“Putting a Boardroom Lens on Cyber,” one of the final panels of the 2015 Global Board Leaders’ Summit, continued themes heard throughout Summit sessions. The panel focused on how to ask management the right questions about the state of their enterprise’s cyber security and how to assess the strength of their preparedness to manage this risk.
The panel was packed with leading technology experts: Nicholas M. Donofrio, director of NACD, Advanced Micro Devices, BNY Mellon, Delphi Automotive and Liberty Mutual, and former executive vice president of innovation and technology, IBM; Alfred Grasso, president and CEO, The MITRE Corp.; Christopher Hetner, cybersecurity lead, Technology Controls Program, Office of Compliance Inspections and Examinations, U. S. Securities and Exchange Commission; and Kimberley S. Stevenson, director, Cloudera Inc.,and CIO, Intel Corp. Bill E. McCracken, director of NACD and MDU Resources Group and former CEO of CA Technologies, moderated the discussion.
Below is a summary of the high points from that discussion.
Recognize that cyber criminals are constantly changing methods and targets. When it comes to security breaches, “The bad people are getting better, faster, and you have to assume, therefore, that you have to move quicker,” Donofrio said. For example, cyber criminals increasingly exploit human error by using social engineering—especially with “spear phishing” emails. These emails look like legitimate business from trusted sources, yet contain dangerous malware. One employee opening such an email could compromise an entire network’s security.
Scrutinize whether management really knows where key data assets reside. It’s essential to gain the confidence that management knows the location and how “crown jewel” data assets in often highly distributed IT environments are being protected. Management needs to also demonstrate an understanding of the rationale for access rights of both employees and contractors. The fine print in third-party contracts could jeopardize data security, as cloud storage companies sometimes have “quality control” clauses granting access to your data.

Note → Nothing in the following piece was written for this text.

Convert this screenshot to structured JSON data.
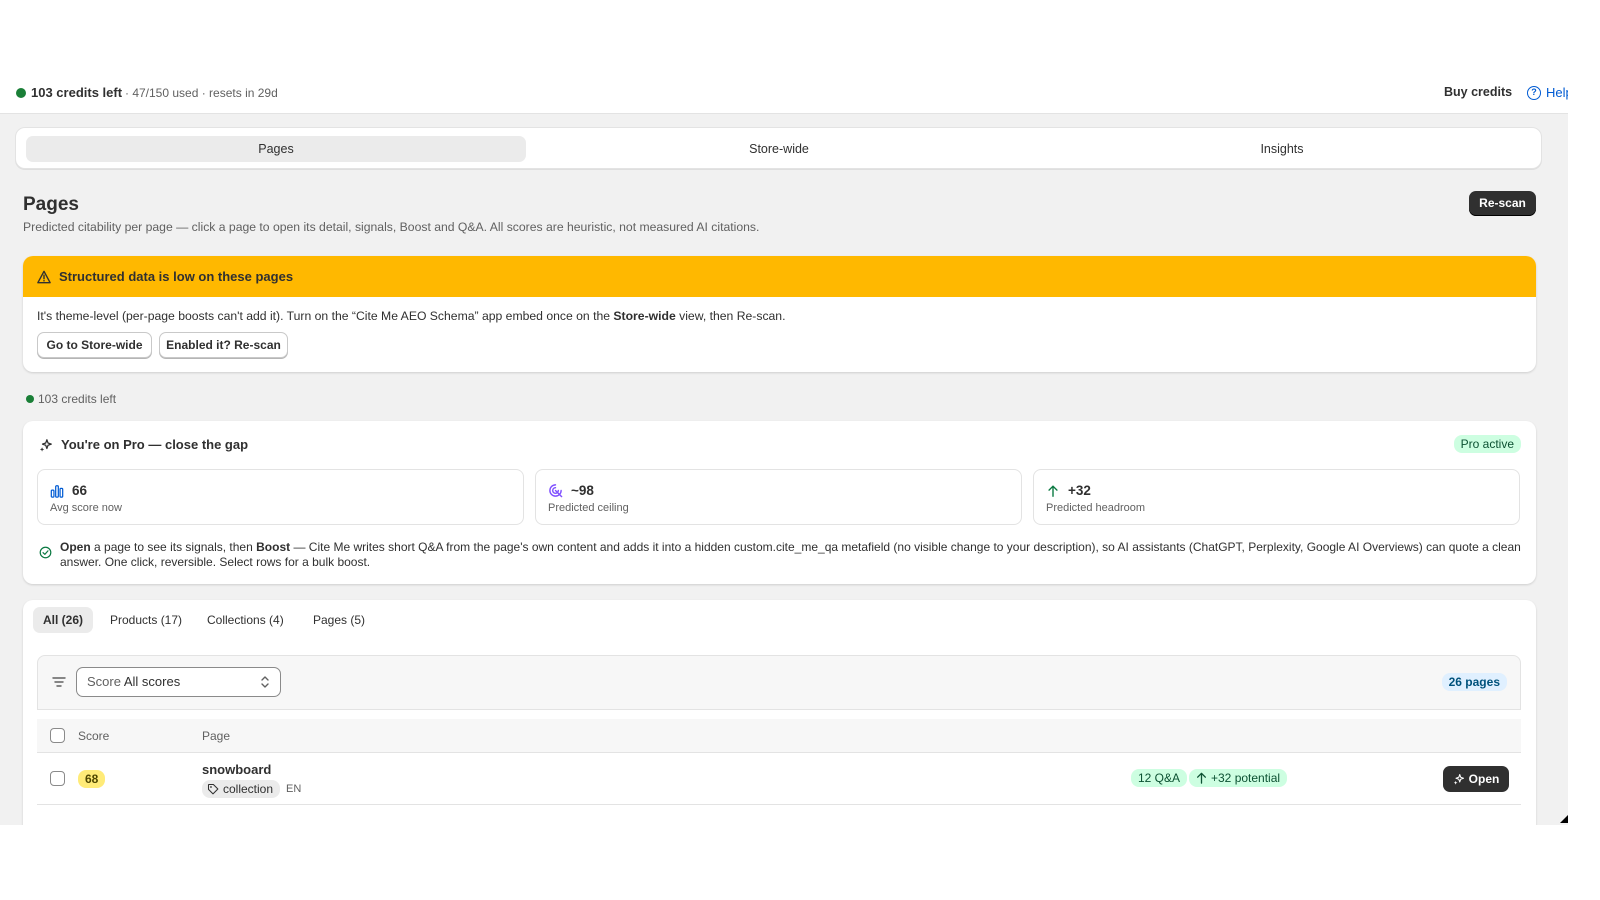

Ensure that general management is held accountable for effective cyber-risk management. Cybersecurity is no longer an IT issue, but a significant business risk as technology is now a critical component of most business processes. As a result, general managers must share formal accountability with IT for the strength of cybersecurity. They must foster a risk-aware culture. If, for instance, the IT department sends dummy malicious emails to test open or click rates in the network, a problem would be detected if the rate goes up. “We track the number of employees who click on malicious emails,” Grasso said. “It’s less than two percent, but if it rises, we’ll move quickly and change our training policies.”
Demand that technology leadership avoid jargon and communicate complex concepts in easy-to-grasp language. “We have our own vocabulary as IT professionals, and we have a hard time translating that into everyday language,” Stevenson said. Technology leadership must be careful to clearly communicate concepts to board members whose first imperative is to understand risks. Technology management should craft language that non-expert directors can readily grasp.
Beware the consequences of your own oversight approach. Directors must carefully craft the questions they ask management when examining cyber risks. Donofrio recommended that board members focus carefully on the questions they ask of the C-suite to avoid sending the wrong message: for example, boards that focus exclusively on the costs associated with cybersecurity could undermine much-needed investments by management in better defenses. “We as board members can mess this thing up,” Donofrio said. Continued technological literacy is integral to asking the right questions, understanding experts’ briefings, and appreciating the full impact of cyber-risks across the organization.
As an I.T. professional with more than 50 years in many areas of computing, I beg to differ with the assumptions / conclusions in your posted comments.
1. Cyber Security is NOT an intractable problem. I believe it can be achieved at sufficient levels to adequately protect most any enterprise. Those within the enterprise, however need to understand that there is NO SILVER BULLET and any and all solutions that need to be implemented require time and resources, including capital.
2. ANY successful Cyber Security plan to be implemented MUST have the endorsement of ALL the board members, C-Level executives and the cooperation of ALL the employees, or it is doomed to failure.
3. Depending on the Attack Vectors to be addressed by the plan, defined levels of security can be attained. Sadly most companies don’t even have a Cyber Security Incident Response Plan or Committee.
You are correct in that too many companies have too much HVT (High Value Target) data with direct or indirect access via the Internet. This scenario is an “Accident looking for a place to happen”.
Your network can be protected, but there must be an understanding that with technology today, everything is in flux (changing). There must be an effort to keep ahead of the “bad guys”.
The typical mindset of a Network-Centric security model must be augmented to include a Data-Centric security model.
Limiting access to HVT data (separating it into ‘Communities of Interest’), Validating the IDentities of those with access to these Communities and an adequate Data Loss Prevention (DLP) plan are a good start. Then Encryption of your HVT data with a SOLID tool is highly recommended.
These are all good procedures which can be implemented today. All of the above need to be preceded by a Standardized Configuration program & procedures in addition to a Vulnerability Assessment & Remediation Validation Life-cycle. (Basics)
There are also other more advanced steps that can be taken.